Muito além das empresas: compras de produtos da China aumentam entre pessoas físicas

02/02/2021

Mesmo com a pandemia e a flutuação cambial, compras online de produtos da China seguem uma tendência de crescimento que deve se manter por muito tempo.

 

 

A procura por produtos vindos da China não começou recentemente, mas a prova de que esse movimento está longe de esfriar ganhou novos contornos durante a pandemia. Empresas como a Alibaba mostraram uma evolução em receita, acumulando recordes em datas especiais como o Dia dos Solteiros, famosa data de compras que vem ganhando espaço para se solidificar como uma das principais ocasiões de comércio eletrônico a cada ano.

 

Para se ter uma ideia do tamanho desse crescimento, a gigante chinesa, que tem entre suas marcas o AliExpress, vendeu US$ 75 bilhões somente no Dia dos Solteiros com ações que englobaram inclusive o mercado brasileiro. O montante representa mais de três vezes as vendas anuais do e-commerce brasileiro.

 

Crescimento do AliExpress no Brasil

 

“A China é o futuro do Brasil em termos de e-commerce”, afirma Yan Di, diretor geral do AliExpress no Brasil, em entrevista à revista Exame. A empresa está atenta às oportunidades nas terras brasileiras e afirma que 2020 foi o melhor ano de sua operação no Brasil. Ela não abriu os números do ano no país, mas diz que sentiu aumento de até 130% em algumas categorias relevantes. No Brasil, o marketplace é popular entre os mais jovens e com alto poder aquisitivo – 60% dos usuários têm menos de 30 anos de idade e gastam cerca de R$ 1.900 por mês com compras online, diz o diretor.

 

Mirando este mercado em constante ascensão, o AliExpress tem investido fortemente em logística para diminuir o tempo de entrega de produtos, de 90 dias a em média 30 dias, o que atrai muito mais consumidores que antes temiam pela demora dos produtos. Além de logística, também pensando nessa demanda crescente, a empresa tem oferecido atendimento em português e os principais meios de pagamento do Brasil, como o boleto.

 

Histórico do e-commerce entre China e Brasil

 

A procura dos consumidores brasileiros pelos produtos chineses segue uma tendência observada nos últimos anos. Segundo o relatório Beyond Borders, 50% dos consumidores elevaram a incidência de pedidos em sites internacionais na comparação entre 2018 e 2019. Este estudo consultou 3 mil consumidores de sites internacionais.
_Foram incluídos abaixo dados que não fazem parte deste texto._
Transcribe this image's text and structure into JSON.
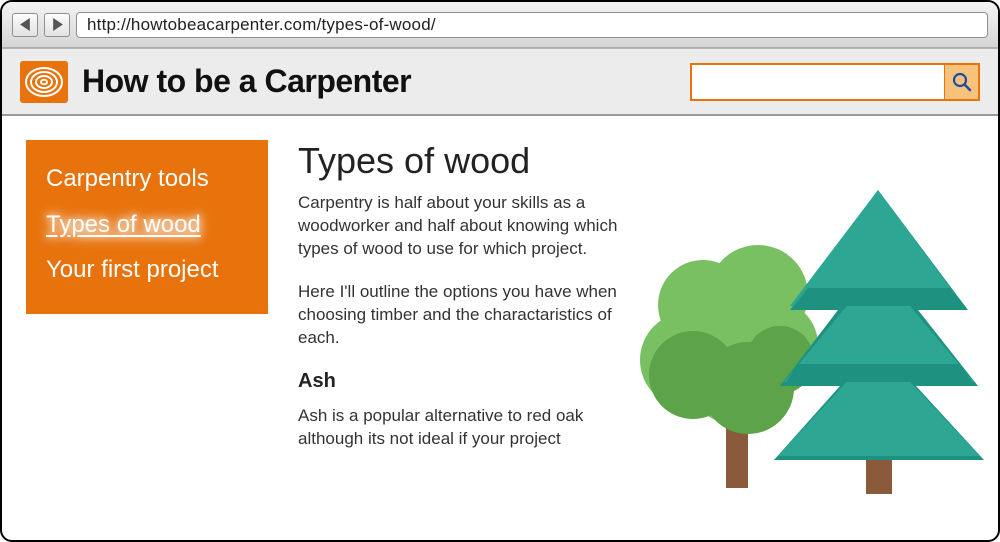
{
  "browser": {
    "url": "http://howtobeacarpenter.com/types-of-wood/"
  },
  "header": {
    "site_title": "How to be a Carpenter",
    "search_placeholder": ""
  },
  "sidebar": {
    "items": [
      {
        "label": "Carpentry tools",
        "active": false
      },
      {
        "label": "Types of wood",
        "active": true
      },
      {
        "label": "Your first project",
        "active": false
      }
    ]
  },
  "main": {
    "title": "Types of wood",
    "para1": "Carpentry is half about your skills as a woodworker and half about knowing which types of wood to use for which project.",
    "para2": "Here I'll outline the options you have when choosing timber and the charactaristics of each.",
    "subhead1": "Ash",
    "para3": "Ash is a popular alternative to red oak although its not ideal if your project"
  },
  "colors": {
    "accent": "#e8720c",
    "pine_dark": "#1e9181",
    "pine_mid": "#2da693",
    "tree_green": "#78c062",
    "tree_green_dark": "#5da349",
    "trunk": "#8a5a3a"
  }
}
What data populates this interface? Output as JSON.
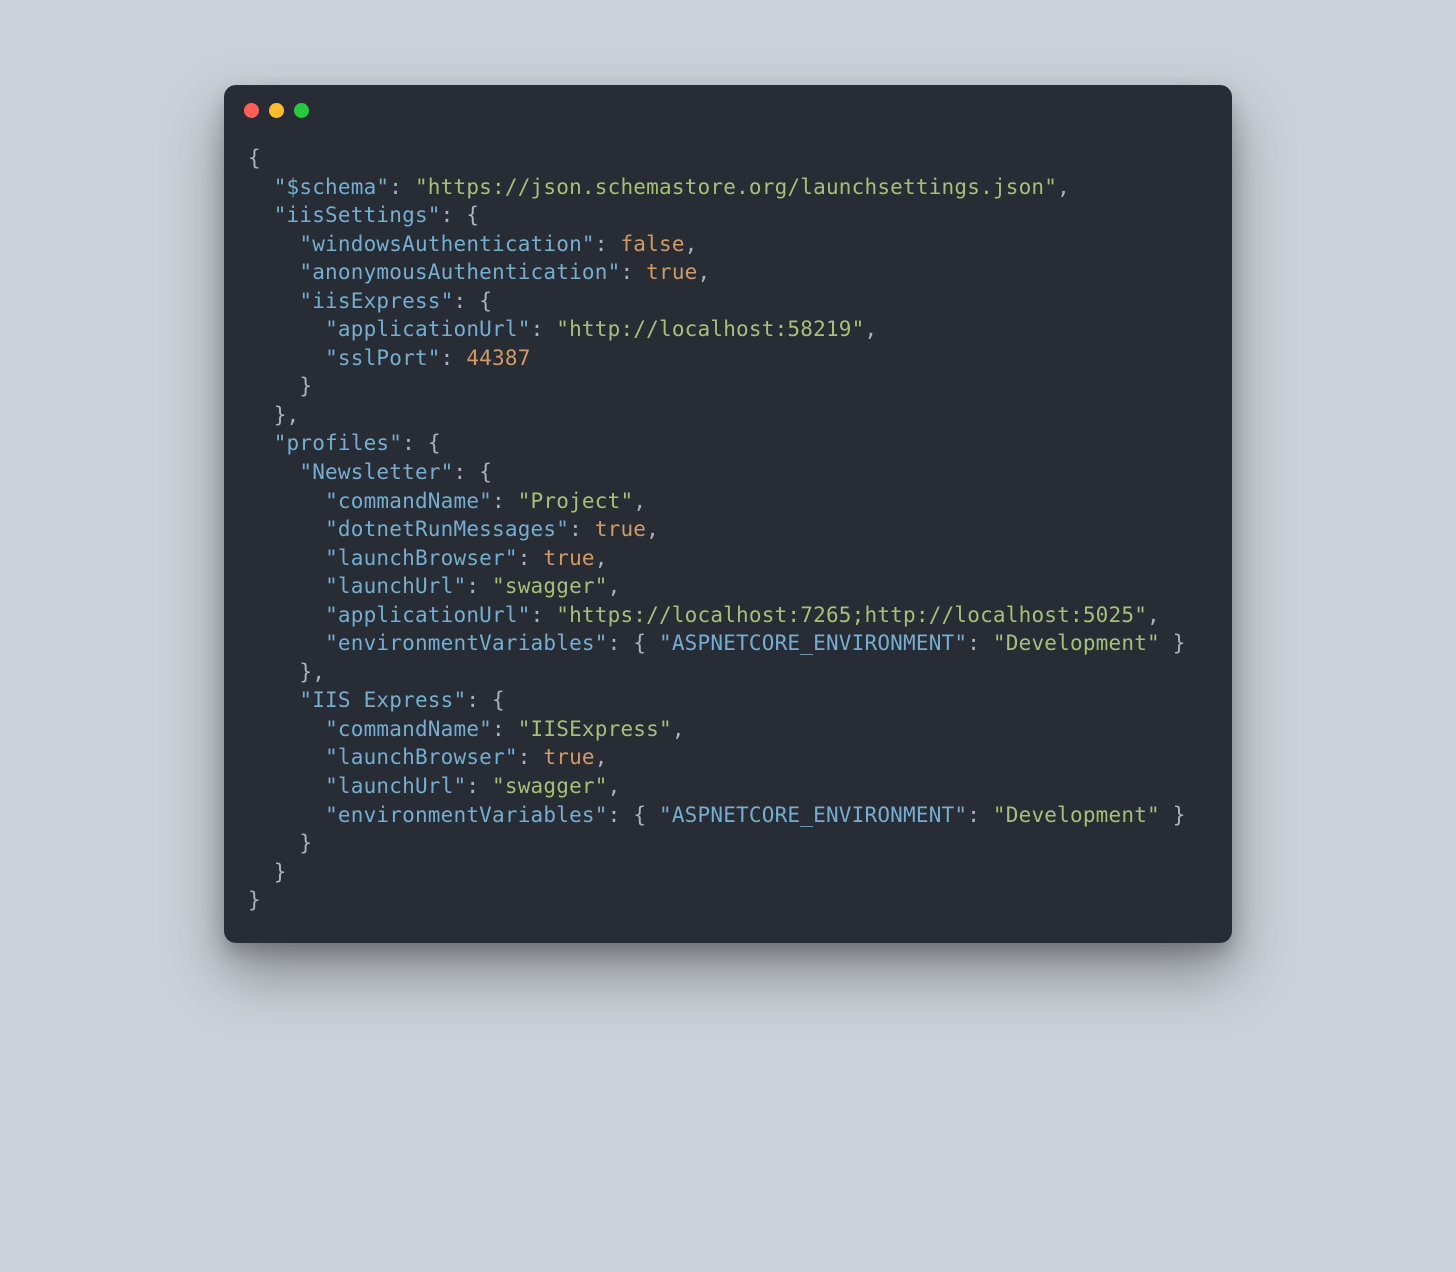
{
  "window": {
    "dots": [
      "red",
      "yellow",
      "green"
    ]
  },
  "code": {
    "ind1": "  ",
    "ind2": "    ",
    "ind3": "      ",
    "brace_open": "{",
    "brace_close": "}",
    "bracket_content_open": "{ ",
    "bracket_content_close": " }",
    "colon_space": ": ",
    "comma": ",",
    "keys": {
      "schema": "\"$schema\"",
      "iisSettings": "\"iisSettings\"",
      "windowsAuthentication": "\"windowsAuthentication\"",
      "anonymousAuthentication": "\"anonymousAuthentication\"",
      "iisExpress": "\"iisExpress\"",
      "applicationUrl": "\"applicationUrl\"",
      "sslPort": "\"sslPort\"",
      "profiles": "\"profiles\"",
      "newsletter": "\"Newsletter\"",
      "commandName": "\"commandName\"",
      "dotnetRunMessages": "\"dotnetRunMessages\"",
      "launchBrowser": "\"launchBrowser\"",
      "launchUrl": "\"launchUrl\"",
      "environmentVariables": "\"environmentVariables\"",
      "aspnetcoreEnv": "\"ASPNETCORE_ENVIRONMENT\"",
      "iisExpressProfile": "\"IIS Express\""
    },
    "values": {
      "schemaUrl": "\"https://json.schemastore.org/launchsettings.json\"",
      "false": "false",
      "true": "true",
      "localhostUrl": "\"http://localhost:58219\"",
      "sslPortNum": "44387",
      "project": "\"Project\"",
      "swagger": "\"swagger\"",
      "appUrls": "\"https://localhost:7265;http://localhost:5025\"",
      "development": "\"Development\"",
      "iisExpressCmd": "\"IISExpress\""
    }
  }
}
Desses, metade das pessoas aumentaram a frequência de compra em sites internacionais de 2018 para 2019.

 

Crossborder e-commerce se torna uma sensação entre os brasileiros

 

De acordo com o Relatório anual Webshoppers 41, da eBit|Nielsen, o e-commerce brasileiro movimentou cerca de R$ 61,9 bilhões em 2019, sendo que, desse montante, os sites estrangeiros, também chamados de cross-borders, responderam por R$ 12,9 bilhões em vendas. Isso significa que as operações online de players do exterior no Brasil respondem por apenas 17% do volume total e a maioria das vendas ainda são efetuadas em plataformas nacionais.

 

Segundo a Ebit|Nielsen, o e-commerce brasileiro teve alta de 47% no primeiro semestre, podendo assim dobrar sua participação no varejo total no ano.  Os números consolidados do ano de 2020 serão confirmados em breve e tendem a ser bem mais expressivos, tendo em vista o cenário disruptivo que toda a indústria digital passou, principalmente devido ao distanciamento social, quebrando assim diversos recordes e consolidando o e-commerce no dia a dia de muitas pessoas.

 

As empresas brasileiras vendo o potencial do e-commerce crossborder começaram a se movimentar para não perderem espaços para os players internacionais. A Magazine Luiza, Via Varejo e B2W passaram a investir fortemente em meios de pagamento, aplicativos e logística para as vendas próprias e de marketplaces de produtos vindos principalmente da China, para manter sua relevância no país e seguindo o exemplo do que fazem os players internacionais.

 

O maior desafio das empresas é oferecer um preço competitivo, sendo que 66,7% dos consumidores que efetuam compras em sites asiáticos levam em consideração o valor dos produtos como primeiro fator decisório, seguido pela experiência e a falta de alternativas no mercado brasileiro.

Com 8 anos de elevação constante na demanda pelos produtos originários da Ásia, essa movimentação sobrevive até mesmo ao câmbio flutuante e à pandemia, o que mostra que a demanda pelas ofertas chinesas veio para ficar.